The plan, by Senate Banking Committee leaders Tim Johnson (D., S.D) and Mike Crapo (R., Idaho), calls for replacing Fannie and Freddie with a new system of federally insured mortgage securities in which private insurers would be required to take initial losses before any government guarantee would be triggered.

This scheme is exactly what’s in Corker-Warner: create a new government entity to explicitly back at least 90 percent of mortgage losses. So Fannie and Freddie will disappear, but the Federal Mortgage Insurance Corporation will take over their guarantees. And there won’t be an implicit government backing of losses; there’ll be an explicit promise to cover at least 90 percent of the losses. Only inside the beltway can this sort of reform be spun as a big win for taxpayers.

And the spin is almost dizzying. A recent Michael Milken op-ed praised the Senate approach, and noted that Corker-Warner largely follows a proposal by Phillip Swagel, a senior fellow at the Milken Institute’s Center for Financial Markets. But Milken leaves out that Swagel was an assistant secretary at the U.S. Treasury under Hank Paulson, an architect of the 2008 government bailouts. So it’s not very surprising that the Senate is keeping the market dominated by government guarantees.

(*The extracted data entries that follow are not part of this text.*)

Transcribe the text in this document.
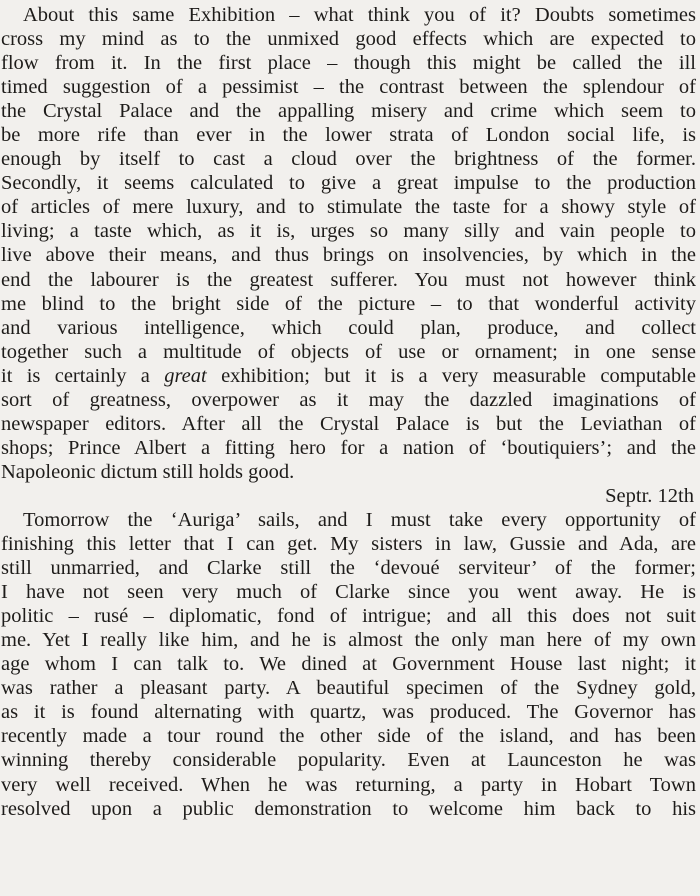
About this same Exhibition – what think you of it? Doubts sometimes
cross my mind as to the unmixed good effects which are expected to
flow from it. In the first place – though this might be called the ill
timed suggestion of a pessimist – the contrast between the splendour of
the Crystal Palace and the appalling misery and crime which seem to
be more rife than ever in the lower strata of London social life, is
enough by itself to cast a cloud over the brightness of the former.
Secondly, it seems calculated to give a great impulse to the production
of articles of mere luxury, and to stimulate the taste for a showy style of
living; a taste which, as it is, urges so many silly and vain people to
live above their means, and thus brings on insolvencies, by which in the
end the labourer is the greatest sufferer. You must not however think
me blind to the bright side of the picture – to that wonderful activity
and various intelligence, which could plan, produce, and collect
together such a multitude of objects of use or ornament; in one sense
it is certainly a great exhibition; but it is a very measurable computable
sort of greatness, overpower as it may the dazzled imaginations of
newspaper editors. After all the Crystal Palace is but the Leviathan of
shops; Prince Albert a fitting hero for a nation of ‘boutiquiers’; and the
Napoleonic dictum still holds good.
Septr. 12th
Tomorrow the ‘Auriga’ sails, and I must take every opportunity of
finishing this letter that I can get. My sisters in law, Gussie and Ada, are
still unmarried, and Clarke still the ‘devoué serviteur’ of the former;
I have not seen very much of Clarke since you went away. He is
politic – rusé – diplomatic, fond of intrigue; and all this does not suit
me. Yet I really like him, and he is almost the only man here of my own
age whom I can talk to. We dined at Government House last night; it
was rather a pleasant party. A beautiful specimen of the Sydney gold,
as it is found alternating with quartz, was produced. The Governor has
recently made a tour round the other side of the island, and has been
winning thereby considerable popularity. Even at Launceston he was
very well received. When he was returning, a party in Hobart Town
resolved upon a public demonstration to welcome him back to his
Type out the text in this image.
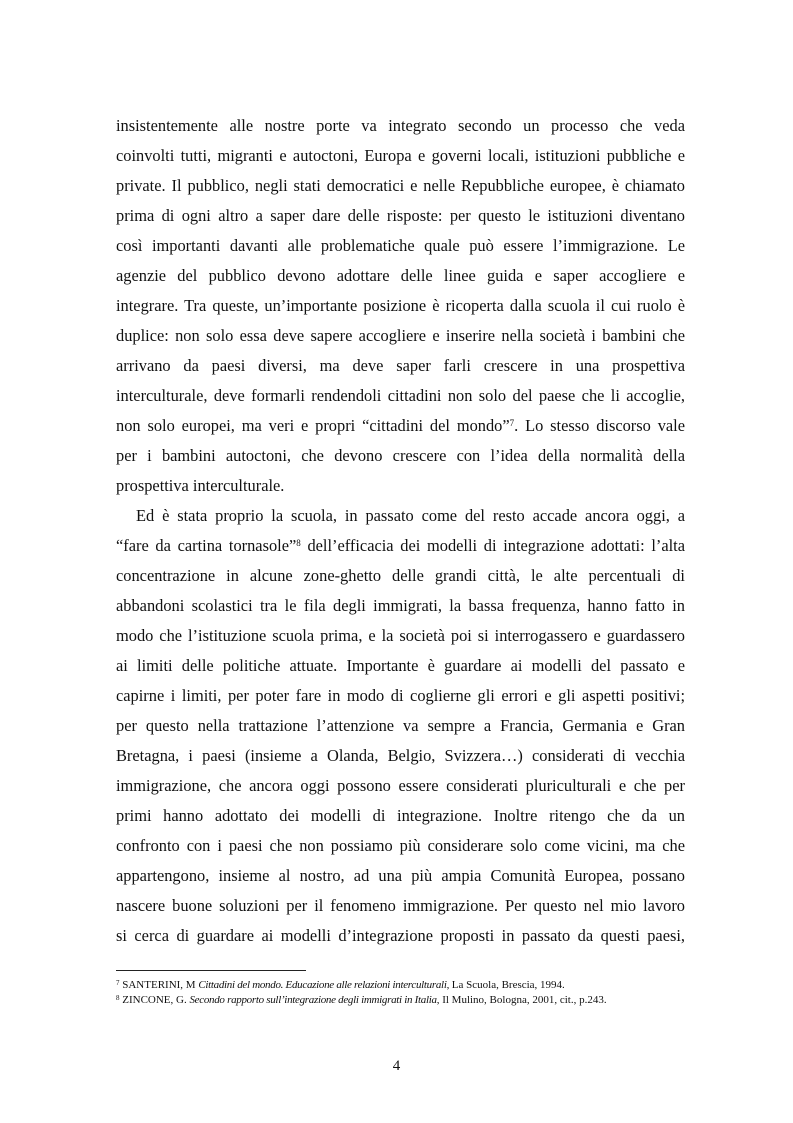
insistentemente alle nostre porte va integrato secondo un processo che veda
coinvolti tutti, migranti e autoctoni, Europa e governi locali, istituzioni pubbliche e
private. Il pubblico, negli stati democratici e nelle Repubbliche europee, è chiamato
prima di ogni altro a saper dare delle risposte: per questo le istituzioni diventano
così importanti davanti alle problematiche quale può essere l’immigrazione. Le
agenzie del pubblico devono adottare delle linee guida e saper accogliere e
integrare. Tra queste, un’importante posizione è ricoperta dalla scuola il cui ruolo è
duplice: non solo essa deve sapere accogliere e inserire nella società i bambini che
arrivano da paesi diversi, ma deve saper farli crescere in una prospettiva
interculturale, deve formarli rendendoli cittadini non solo del paese che li accoglie,
non solo europei, ma veri e propri “cittadini del mondo”$^7$. Lo stesso discorso vale
per i bambini autoctoni, che devono crescere con l’idea della normalità della
prospettiva interculturale.
Ed è stata proprio la scuola, in passato come del resto accade ancora oggi, a
“fare da cartina tornasole”$^8$ dell’efficacia dei modelli di integrazione adottati: l’alta
concentrazione in alcune zone-ghetto delle grandi città, le alte percentuali di
abbandoni scolastici tra le fila degli immigrati, la bassa frequenza, hanno fatto in
modo che l’istituzione scuola prima, e la società poi si interrogassero e guardassero
ai limiti delle politiche attuate. Importante è guardare ai modelli del passato e
capirne i limiti, per poter fare in modo di coglierne gli errori e gli aspetti positivi;
per questo nella trattazione l’attenzione va sempre a Francia, Germania e Gran
Bretagna, i paesi (insieme a Olanda, Belgio, Svizzera…) considerati di vecchia
immigrazione, che ancora oggi possono essere considerati pluriculturali e che per
primi hanno adottato dei modelli di integrazione. Inoltre ritengo che da un
confronto con i paesi che non possiamo più considerare solo come vicini, ma che
appartengono, insieme al nostro, ad una più ampia Comunità Europea, possano
nascere buone soluzioni per il fenomeno immigrazione. Per questo nel mio lavoro
si cerca di guardare ai modelli d’integrazione proposti in passato da questi paesi,
$^7$ SANTERINI, M Cittadini del mondo. Educazione alle relazioni interculturali, La Scuola, Brescia, 1994.
$^8$ ZINCONE, G. Secondo rapporto sull’integrazione degli immigrati in Italia, Il Mulino, Bologna, 2001, cit., p.243.
4
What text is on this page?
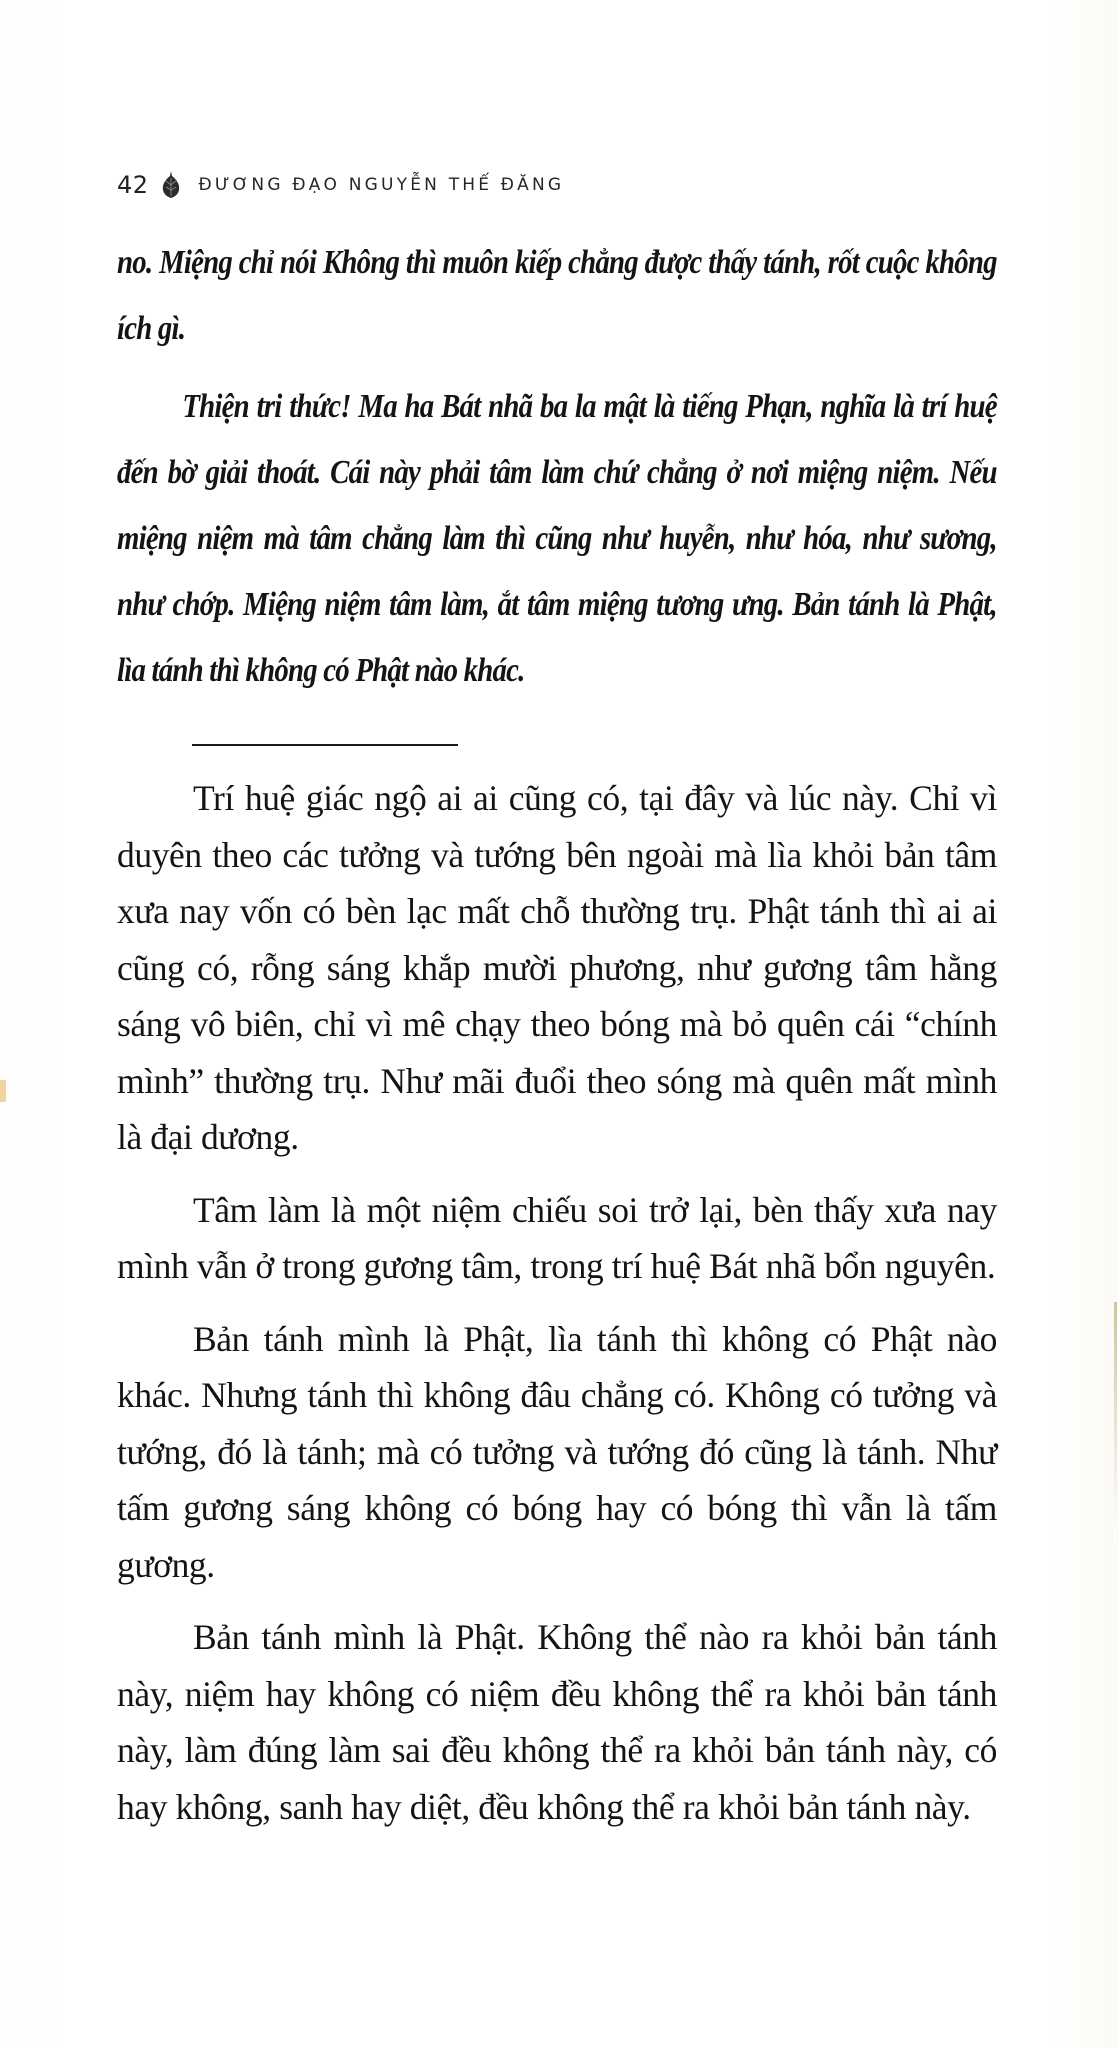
42	ĐƯƠNG ĐẠO NGUYỄN THẾ ĐĂNG

no. Miệng chỉ nói Không thì muôn kiếp chẳng được thấy tánh, rốt cuộc không ích gì.

Thiện tri thức! Ma ha Bát nhã ba la mật là tiếng Phạn, nghĩa là trí huệ đến bờ giải thoát. Cái này phải tâm làm chứ chẳng ở nơi miệng niệm. Nếu miệng niệm mà tâm chẳng làm thì cũng như huyễn, như hóa, như sương, như chớp. Miệng niệm tâm làm, ắt tâm miệng tương ưng. Bản tánh là Phật, lìa tánh thì không có Phật nào khác.

Trí huệ giác ngộ ai ai cũng có, tại đây và lúc này. Chỉ vì duyên theo các tưởng và tướng bên ngoài mà lìa khỏi bản tâm xưa nay vốn có bèn lạc mất chỗ thường trụ. Phật tánh thì ai ai cũng có, rỗng sáng khắp mười phương, như gương tâm hằng sáng vô biên, chỉ vì mê chạy theo bóng mà bỏ quên cái “chính mình” thường trụ. Như mãi đuổi theo sóng mà quên mất mình là đại dương.

Tâm làm là một niệm chiếu soi trở lại, bèn thấy xưa nay mình vẫn ở trong gương tâm, trong trí huệ Bát nhã bổn nguyên.

Bản tánh mình là Phật, lìa tánh thì không có Phật nào khác. Nhưng tánh thì không đâu chẳng có. Không có tưởng và tướng, đó là tánh; mà có tưởng và tướng đó cũng là tánh. Như tấm gương sáng không có bóng hay có bóng thì vẫn là tấm gương.

Bản tánh mình là Phật. Không thể nào ra khỏi bản tánh này, niệm hay không có niệm đều không thể ra khỏi bản tánh này, làm đúng làm sai đều không thể ra khỏi bản tánh này, có hay không, sanh hay diệt, đều không thể ra khỏi bản tánh này.
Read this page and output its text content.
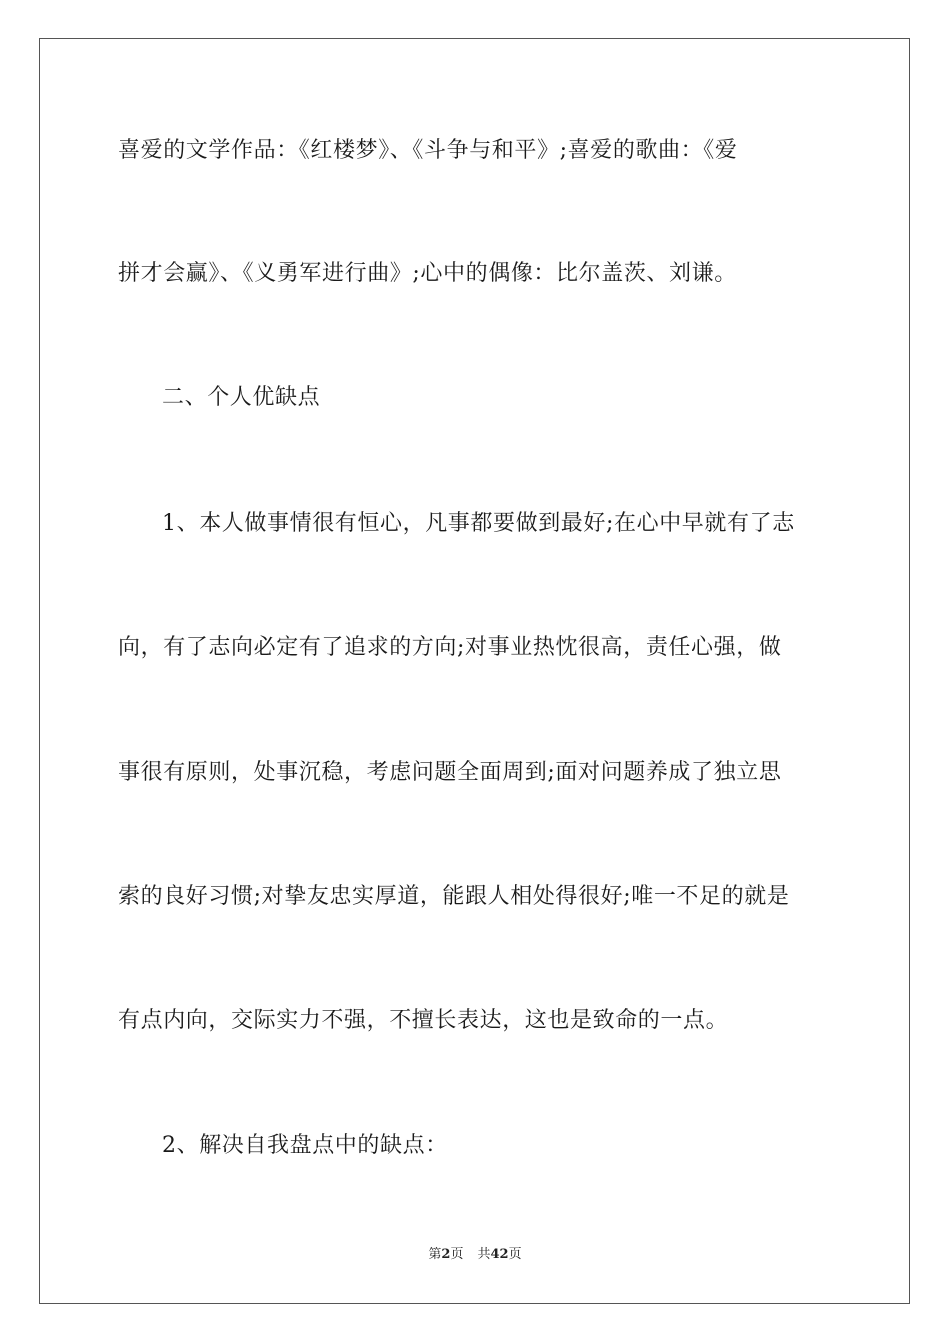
喜爱的文学作品：《红楼梦》、《斗争与和平》;喜爱的歌曲：《爱
拼才会赢》、《义勇军进行曲》;心中的偶像：比尔盖茨、刘谦。
二、个人优缺点
1、本人做事情很有恒心，凡事都要做到最好;在心中早就有了志
向，有了志向必定有了追求的方向;对事业热忱很高，责任心强，做
事很有原则，处事沉稳，考虑问题全面周到;面对问题养成了独立思
索的良好习惯;对挚友忠实厚道，能跟人相处得很好;唯一不足的就是
有点内向，交际实力不强，不擅长表达，这也是致命的一点。
2、解决自我盘点中的缺点：
第2页 共42页
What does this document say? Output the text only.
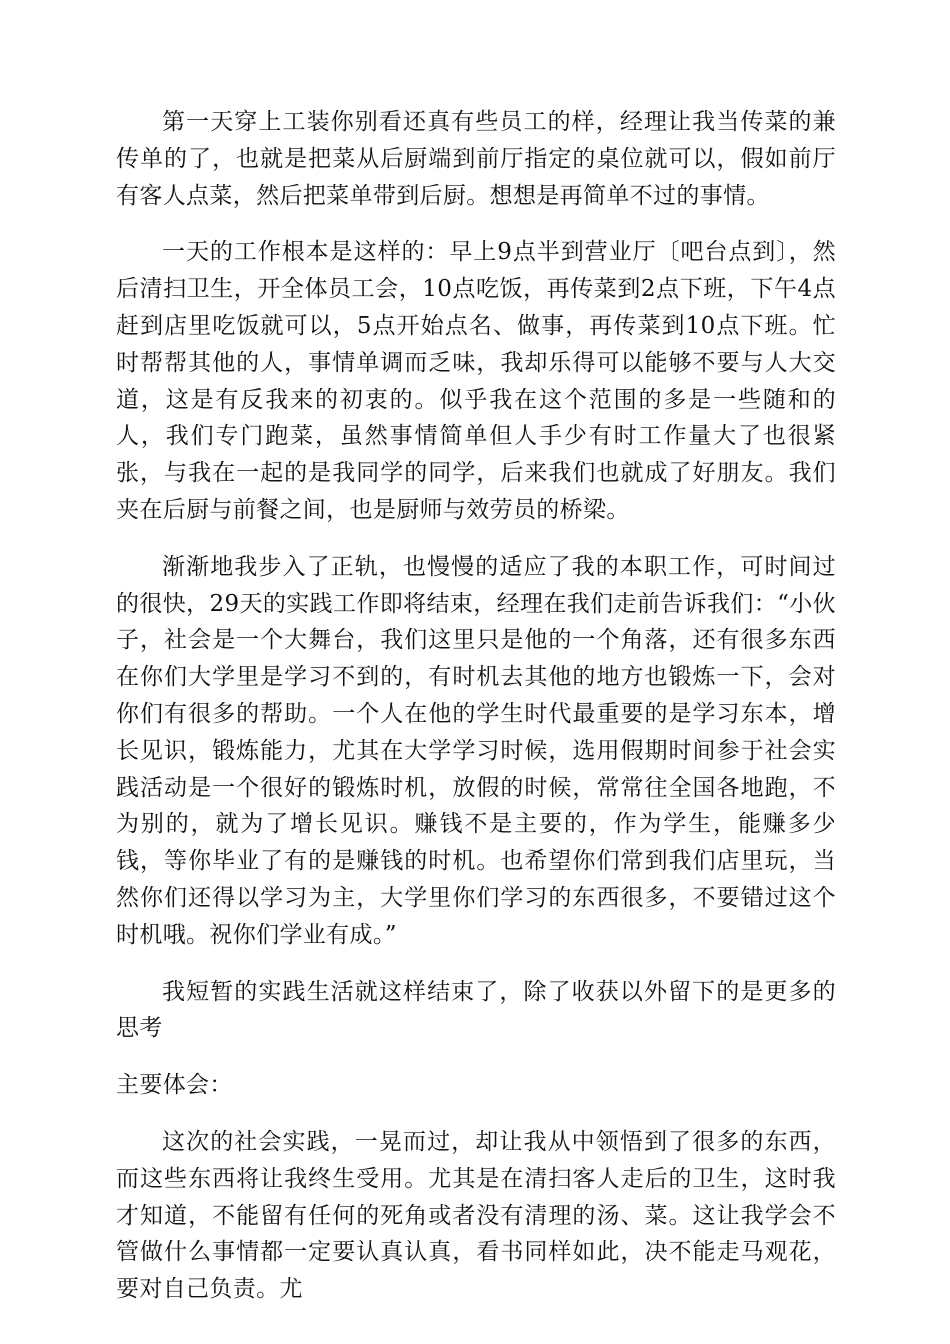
第一天穿上工装你别看还真有些员工的样，经理让我当传菜的兼传单的了，也就是把菜从后厨端到前厅指定的桌位就可以，假如前厅有客人点菜，然后把菜单带到后厨。想想是再简单不过的事情。

一天的工作根本是这样的：早上9点半到营业厅〔吧台点到〕，然后清扫卫生，开全体员工会，10点吃饭，再传菜到2点下班，下午4点赶到店里吃饭就可以，5点开始点名、做事，再传菜到10点下班。忙时帮帮其他的人，事情单调而乏味，我却乐得可以能够不要与人大交道，这是有反我来的初衷的。似乎我在这个范围的多是一些随和的人，我们专门跑菜，虽然事情简单但人手少有时工作量大了也很紧张，与我在一起的是我同学的同学，后来我们也就成了好朋友。我们夹在后厨与前餐之间，也是厨师与效劳员的桥梁。

渐渐地我步入了正轨，也慢慢的适应了我的本职工作，可时间过的很快，29天的实践工作即将结束，经理在我们走前告诉我们：“小伙子，社会是一个大舞台，我们这里只是他的一个角落，还有很多东西在你们大学里是学习不到的，有时机去其他的地方也锻炼一下，会对你们有很多的帮助。一个人在他的学生时代最重要的是学习东本，增长见识，锻炼能力，尤其在大学学习时候，选用假期时间参于社会实践活动是一个很好的锻炼时机，放假的时候，常常往全国各地跑，不为别的，就为了增长见识。赚钱不是主要的，作为学生，能赚多少钱，等你毕业了有的是赚钱的时机。也希望你们常到我们店里玩，当然你们还得以学习为主，大学里你们学习的东西很多，不要错过这个时机哦。祝你们学业有成。”

我短暂的实践生活就这样结束了，除了收获以外留下的是更多的思考

主要体会：

这次的社会实践，一晃而过，却让我从中领悟到了很多的东西，而这些东西将让我终生受用。尤其是在清扫客人走后的卫生，这时我才知道，不能留有任何的死角或者没有清理的汤、菜。这让我学会不管做什么事情都一定要认真认真，看书同样如此，决不能走马观花，要对自己负责。尤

Another group that has been quick to heap praise on the Crapo-Johnson approach is the Financial Services Roundtable. The Roundtable’s CEO, Tim Pawlenty, released the following statement in praise of Crapo-Johnson:

The government housing finance monopoly should end and the reform principles and agreement announced today are a positive step towards needed reform. We are pleased these principles and agreement reflect key reforms FSR has been advocating for, including a smooth transition to replacing the GSEs with the private market participants and better protection for taxpayers. The time for reform is long overdue…

Pawlenty is right. GSE reform is long overdue; private capital should finance the housing markets; and taxpayers do deserve better protection. And it is true that picking up 90 percent of the losses is a better outcome for taxpayers than picking up 100 percent of the losses, but history is on the side of free enterprise—not socialized housing. The whole point of a free-enterprise system is to allow both private gains and losses so that markets don’t end up with shortages and surpluses. Subsidization leads to things like inflated home prices, and inflated markets eventually crash, wreaking havoc on the way down.

House Financial Services Committee Chairman Jeb Hensarling (R–Texas), praised Crapo and Johnson for trying to change the status quo. Yet, Hensarling remains “skeptical of any approach that does not end the permanent government guarantee in the secondary mortgage market.” Hensarling is right to be skeptical of the Senate’s proposals, and so should taxpayers. They deserve much better.